Integrative approaches to reconstruct regulatory networks from multi-omics data: A review of state-of-the-art methods
- PMID: 31499298
- DOI: 10.1016/j.compbiolchem.2019.107120
Integrative approaches to reconstruct regulatory networks from multi-omics data: A review of state-of-the-art methods
Abstract
Data generation using high throughput technologies has led to the accumulation of diverse types of molecular data. These data have different types (discrete, real, string, etc.) and occur in various formats and sizes. Datasets including gene expression, miRNA expression, protein-DNA binding data (ChIP-Seq/ChIP-ChIP), mutation data (copy number variation, single nucleotide polymorphisms), annotations, interactions, and association data are some of the commonly used biological datasets to study various cellular mechanisms of living organisms. Each of them provides a unique, complementary and partly independent view of the genome and hence embed essential information about the regulatory mechanisms of genes and their products. Therefore, integrating these data and inferring regulatory interactions from them offer a system level of biological insight in predicting gene functions and their phenotypic outcomes.
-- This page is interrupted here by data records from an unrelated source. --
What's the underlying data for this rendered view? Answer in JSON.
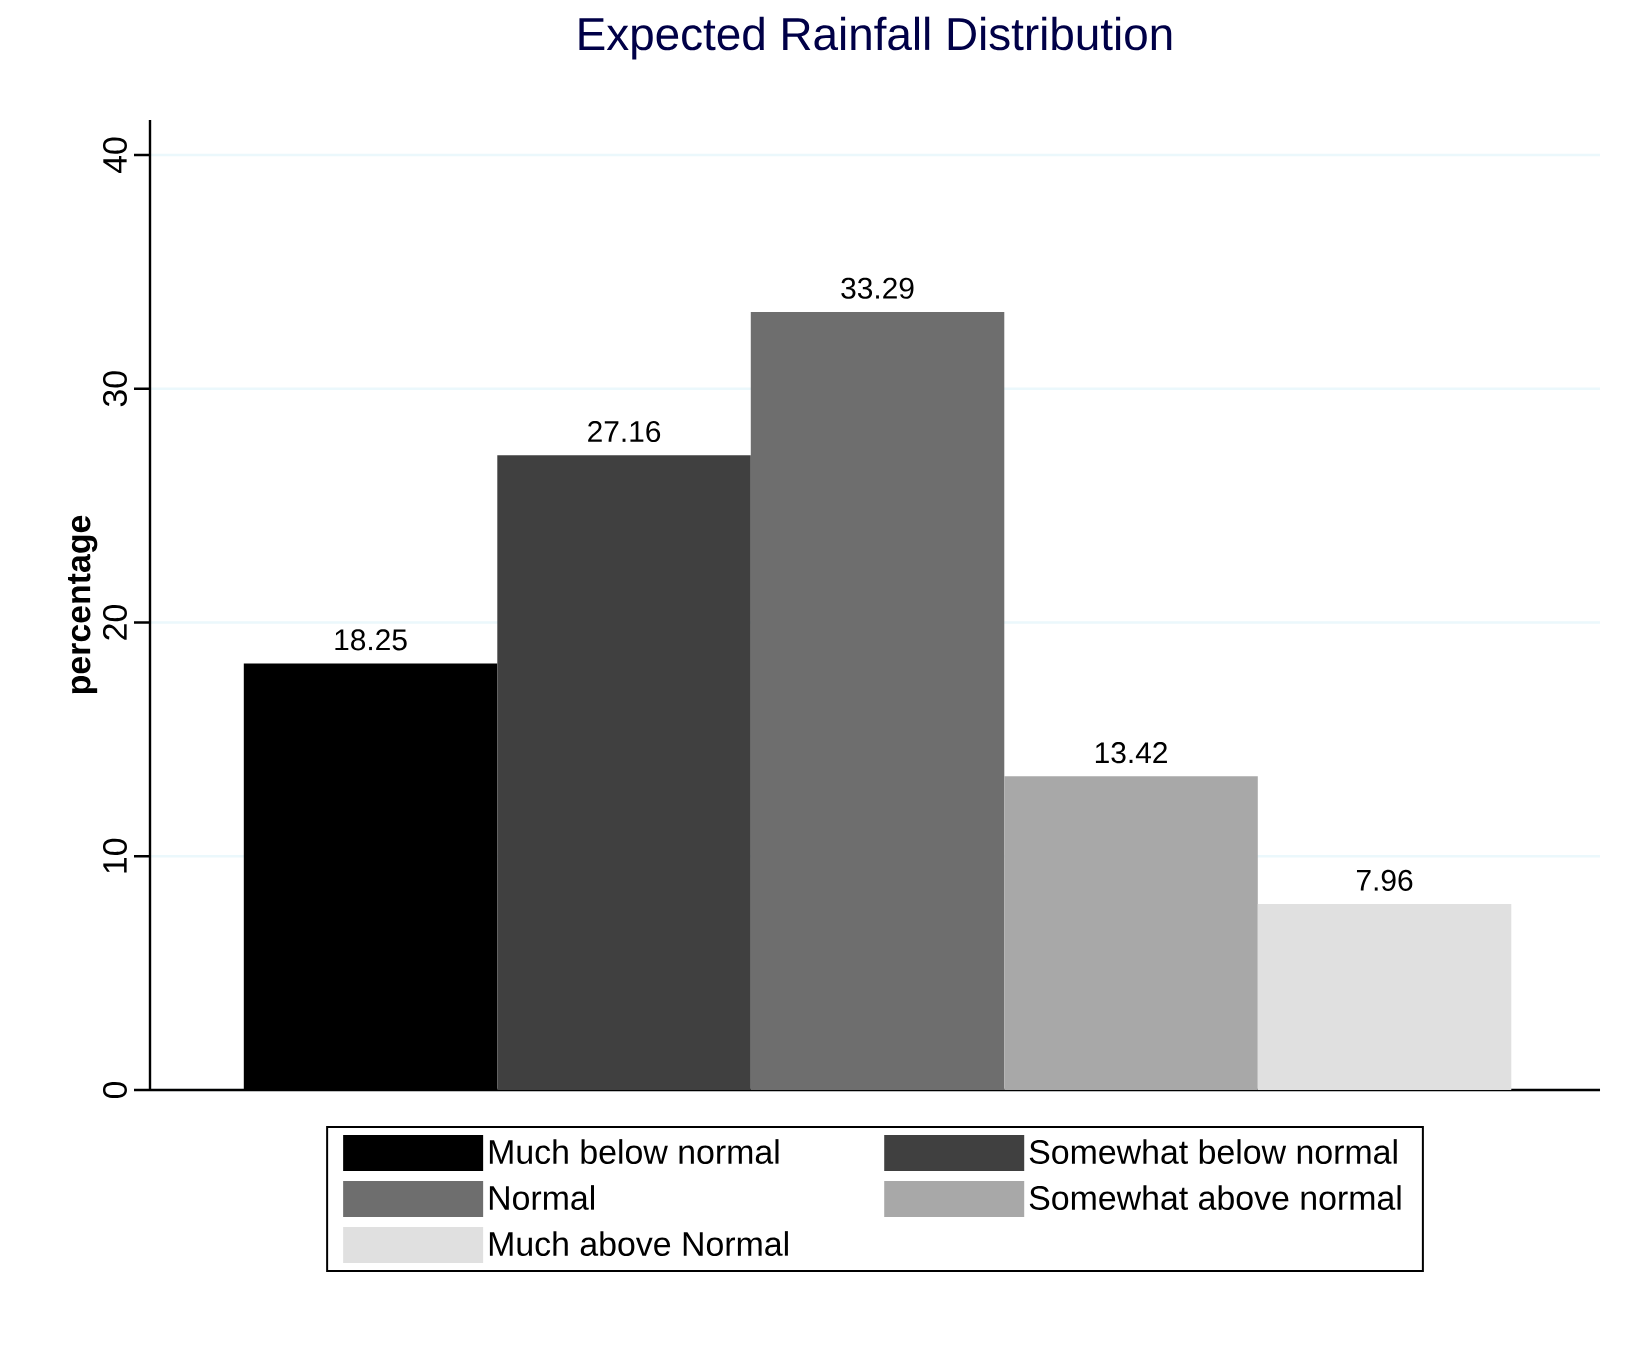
{
  "chart_data": {
    "type": "bar",
    "title": "Expected Rainfall Distribution",
    "ylabel": "percentage",
    "categories": [
      null,
      null,
      null,
      null,
      null
    ],
    "series": [
      {
        "name": "Much below normal",
        "color": "#000000",
        "values": [
          18.25,
          null,
          null,
          null,
          null
        ]
      },
      {
        "name": "Somewhat below normal",
        "color": "#404040",
        "values": [
          null,
          27.16,
          null,
          null,
          null
        ]
      },
      {
        "name": "Normal",
        "color": "#6e6e6e",
        "values": [
          null,
          null,
          33.29,
          null,
          null
        ]
      },
      {
        "name": "Somewhat above normal",
        "color": "#a8a8a8",
        "values": [
          null,
          null,
          null,
          13.42,
          null
        ]
      },
      {
        "name": "Much above Normal",
        "color": "#e0e0e0",
        "values": [
          null,
          null,
          null,
          null,
          7.96
        ]
      }
    ],
    "ylim": [
      0,
      41.5
    ],
    "yticks": [
      0,
      10,
      20,
      30,
      40
    ],
    "grid": "y",
    "legend": "bottom",
    "data_labels": true
  }
}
To study genome functionality through regulatory networks, different methods have been proposed for collective mining of information from an integrated dataset. We survey here integration methods that reconstruct regulatory networks using state-of-the-art techniques to handle multi-omics (i.e., genomic, transcriptomic, proteomic) and other biological datasets.
Keywords: Data integration; Gene expression; Network inference; Regulatory networks; Transcription factor.